(前回からの続き)
前述のことからアメリカでは、その通貨であるドルが、他国通貨、なかでも「円」に対して高くても安くても、どのみちインフレが激化していくしかありません。それは、こちらの記事に書いたとおり、FRBが利下げ(金融緩和)はもちろん利上げ(同引き締め)してもインフレを抑えられないのと同じことです。だからこそ、実際、上述の金(ゴールド)価格が利上げ開始時の2022年春の時点よりも政策金利5%超の現時点で史上最高値付近にあるわけですが・・・
かくしてドルは「終わりの始まり」すなわち、いよいよ第3コーナーを回って最後のインフレ(価値劣化)一直線コースに入ってきました(?)。そうなってしまったのは、まあ・・・双子の赤字(経常&財政)の拡大を放置し続けてきたアメリカ自身に最大の原因がありますが、他方でそれは・・・ドルに基軸通貨(≒石油交換券)としての価値を与えてきた1970年代初頭からの「石油本位制」、そして・・・それ以上に本質的に強力な、戦後ずっと機能してきた「日本本位制」がドルの信認を裏付け続けた(日本がドルの価値の減価を引き受け続けてきた)からこそ、かの国とドルは上記拡大を放置してきても、ここまで生き永らえてきた、ともいえる面があるわけです・・・
で、これでうまくいっていた?はずなのに、ここにきて「終わりの・・・」になった大きな要因は、やはり「アベノミクス」(日銀現行金融政策開始)以降のわが国の「体たらく」・・・の元凶である「円安」(ドル高)でしょう。これが前述、そして、こちらの記事等に綴ったように、「日本本位制」の対米効力を失わせた、すなわちアメリカ(とFRB)を(ジャパンマネーの対米投資力減少等による)マネー不足(金利上昇圧力増大)に陥らせて「不動産本位制」(不動産等バブルでの錬金術)へと走らせ、もう二度とそれらの価格の下落に耐えられないように―――マネーを刷り続けるしかないように―――導いた、という次第ですね。

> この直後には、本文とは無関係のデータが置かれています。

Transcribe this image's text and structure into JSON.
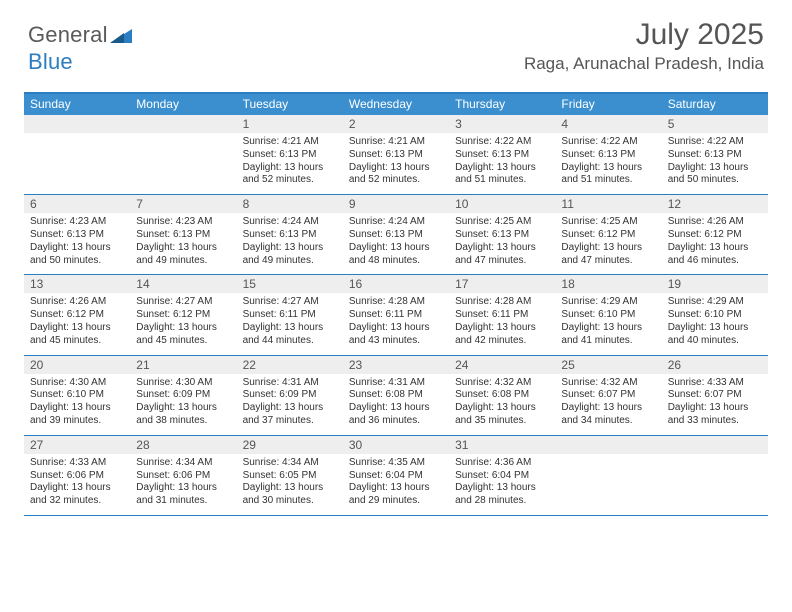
{
  "brand": {
    "part1": "General",
    "part2": "Blue"
  },
  "title": "July 2025",
  "location": "Raga, Arunachal Pradesh, India",
  "colors": {
    "accent": "#2b7ec1",
    "header_bg": "#3b8fcf",
    "daynum_bg": "#eeeeee",
    "text": "#333333",
    "title_text": "#555555"
  },
  "dayHeaders": [
    "Sunday",
    "Monday",
    "Tuesday",
    "Wednesday",
    "Thursday",
    "Friday",
    "Saturday"
  ],
  "weeks": [
    [
      null,
      null,
      {
        "n": "1",
        "sr": "Sunrise: 4:21 AM",
        "ss": "Sunset: 6:13 PM",
        "dl": "Daylight: 13 hours and 52 minutes."
      },
      {
        "n": "2",
        "sr": "Sunrise: 4:21 AM",
        "ss": "Sunset: 6:13 PM",
        "dl": "Daylight: 13 hours and 52 minutes."
      },
      {
        "n": "3",
        "sr": "Sunrise: 4:22 AM",
        "ss": "Sunset: 6:13 PM",
        "dl": "Daylight: 13 hours and 51 minutes."
      },
      {
        "n": "4",
        "sr": "Sunrise: 4:22 AM",
        "ss": "Sunset: 6:13 PM",
        "dl": "Daylight: 13 hours and 51 minutes."
      },
      {
        "n": "5",
        "sr": "Sunrise: 4:22 AM",
        "ss": "Sunset: 6:13 PM",
        "dl": "Daylight: 13 hours and 50 minutes."
      }
    ],
    [
      {
        "n": "6",
        "sr": "Sunrise: 4:23 AM",
        "ss": "Sunset: 6:13 PM",
        "dl": "Daylight: 13 hours and 50 minutes."
      },
      {
        "n": "7",
        "sr": "Sunrise: 4:23 AM",
        "ss": "Sunset: 6:13 PM",
        "dl": "Daylight: 13 hours and 49 minutes."
      },
      {
        "n": "8",
        "sr": "Sunrise: 4:24 AM",
        "ss": "Sunset: 6:13 PM",
        "dl": "Daylight: 13 hours and 49 minutes."
      },
      {
        "n": "9",
        "sr": "Sunrise: 4:24 AM",
        "ss": "Sunset: 6:13 PM",
        "dl": "Daylight: 13 hours and 48 minutes."
      },
      {
        "n": "10",
        "sr": "Sunrise: 4:25 AM",
        "ss": "Sunset: 6:13 PM",
        "dl": "Daylight: 13 hours and 47 minutes."
      },
      {
        "n": "11",
        "sr": "Sunrise: 4:25 AM",
        "ss": "Sunset: 6:12 PM",
        "dl": "Daylight: 13 hours and 47 minutes."
      },
      {
        "n": "12",
        "sr": "Sunrise: 4:26 AM",
        "ss": "Sunset: 6:12 PM",
        "dl": "Daylight: 13 hours and 46 minutes."
      }
    ],
    [
      {
        "n": "13",
        "sr": "Sunrise: 4:26 AM",
        "ss": "Sunset: 6:12 PM",
        "dl": "Daylight: 13 hours and 45 minutes."
      },
      {
        "n": "14",
        "sr": "Sunrise: 4:27 AM",
        "ss": "Sunset: 6:12 PM",
        "dl": "Daylight: 13 hours and 45 minutes."
      },
      {
        "n": "15",
        "sr": "Sunrise: 4:27 AM",
        "ss": "Sunset: 6:11 PM",
        "dl": "Daylight: 13 hours and 44 minutes."
      },
      {
        "n": "16",
        "sr": "Sunrise: 4:28 AM",
        "ss": "Sunset: 6:11 PM",
        "dl": "Daylight: 13 hours and 43 minutes."
      },
      {
        "n": "17",
        "sr": "Sunrise: 4:28 AM",
        "ss": "Sunset: 6:11 PM",
        "dl": "Daylight: 13 hours and 42 minutes."
      },
      {
        "n": "18",
        "sr": "Sunrise: 4:29 AM",
        "ss": "Sunset: 6:10 PM",
        "dl": "Daylight: 13 hours and 41 minutes."
      },
      {
        "n": "19",
        "sr": "Sunrise: 4:29 AM",
        "ss": "Sunset: 6:10 PM",
        "dl": "Daylight: 13 hours and 40 minutes."
      }
    ],
    [
      {
        "n": "20",
        "sr": "Sunrise: 4:30 AM",
        "ss": "Sunset: 6:10 PM",
        "dl": "Daylight: 13 hours and 39 minutes."
      },
      {
        "n": "21",
        "sr": "Sunrise: 4:30 AM",
        "ss": "Sunset: 6:09 PM",
        "dl": "Daylight: 13 hours and 38 minutes."
      },
      {
        "n": "22",
        "sr": "Sunrise: 4:31 AM",
        "ss": "Sunset: 6:09 PM",
        "dl": "Daylight: 13 hours and 37 minutes."
      },
      {
        "n": "23",
        "sr": "Sunrise: 4:31 AM",
        "ss": "Sunset: 6:08 PM",
        "dl": "Daylight: 13 hours and 36 minutes."
      },
      {
        "n": "24",
        "sr": "Sunrise: 4:32 AM",
        "ss": "Sunset: 6:08 PM",
        "dl": "Daylight: 13 hours and 35 minutes."
      },
      {
        "n": "25",
        "sr": "Sunrise: 4:32 AM",
        "ss": "Sunset: 6:07 PM",
        "dl": "Daylight: 13 hours and 34 minutes."
      },
      {
        "n": "26",
        "sr": "Sunrise: 4:33 AM",
        "ss": "Sunset: 6:07 PM",
        "dl": "Daylight: 13 hours and 33 minutes."
      }
    ],
    [
      {
        "n": "27",
        "sr": "Sunrise: 4:33 AM",
        "ss": "Sunset: 6:06 PM",
        "dl": "Daylight: 13 hours and 32 minutes."
      },
      {
        "n": "28",
        "sr": "Sunrise: 4:34 AM",
        "ss": "Sunset: 6:06 PM",
        "dl": "Daylight: 13 hours and 31 minutes."
      },
      {
        "n": "29",
        "sr": "Sunrise: 4:34 AM",
        "ss": "Sunset: 6:05 PM",
        "dl": "Daylight: 13 hours and 30 minutes."
      },
      {
        "n": "30",
        "sr": "Sunrise: 4:35 AM",
        "ss": "Sunset: 6:04 PM",
        "dl": "Daylight: 13 hours and 29 minutes."
      },
      {
        "n": "31",
        "sr": "Sunrise: 4:36 AM",
        "ss": "Sunset: 6:04 PM",
        "dl": "Daylight: 13 hours and 28 minutes."
      },
      null,
      null
    ]
  ]
}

以前から指摘しているように、アメリカの「アキレス腱」―――外国に頼らざるを得ない国家的弱点―――は「金利」ですが、「円安」は結果的に、かの国が外国・・・って、ぶっちゃけ唯一の「同盟国」である日本を十分に頼れないようにすることで、その「アキレス腱」を脆弱化させた―――「金利」(インフレ)コントロールを失わせた―――かたちとなりました。そのあたりこそ、もはや「日本本位制」で日本がドル減価という巨大損害を食らい続けるのはゴメンだ!という強い国家的意志のもと、日銀の上記政策の真に秘めた「本当に本当の目的」(アメリカにインフレを起こさせて自壊させること)なのですが(?)、まるでその逆、つまりドル高誘導によるアメリカ&ドルの支援こそがその「本当の目的」であるかのように振る舞っているのが・・・本邦政府&日銀の役者なところなんですけどね・・・(???)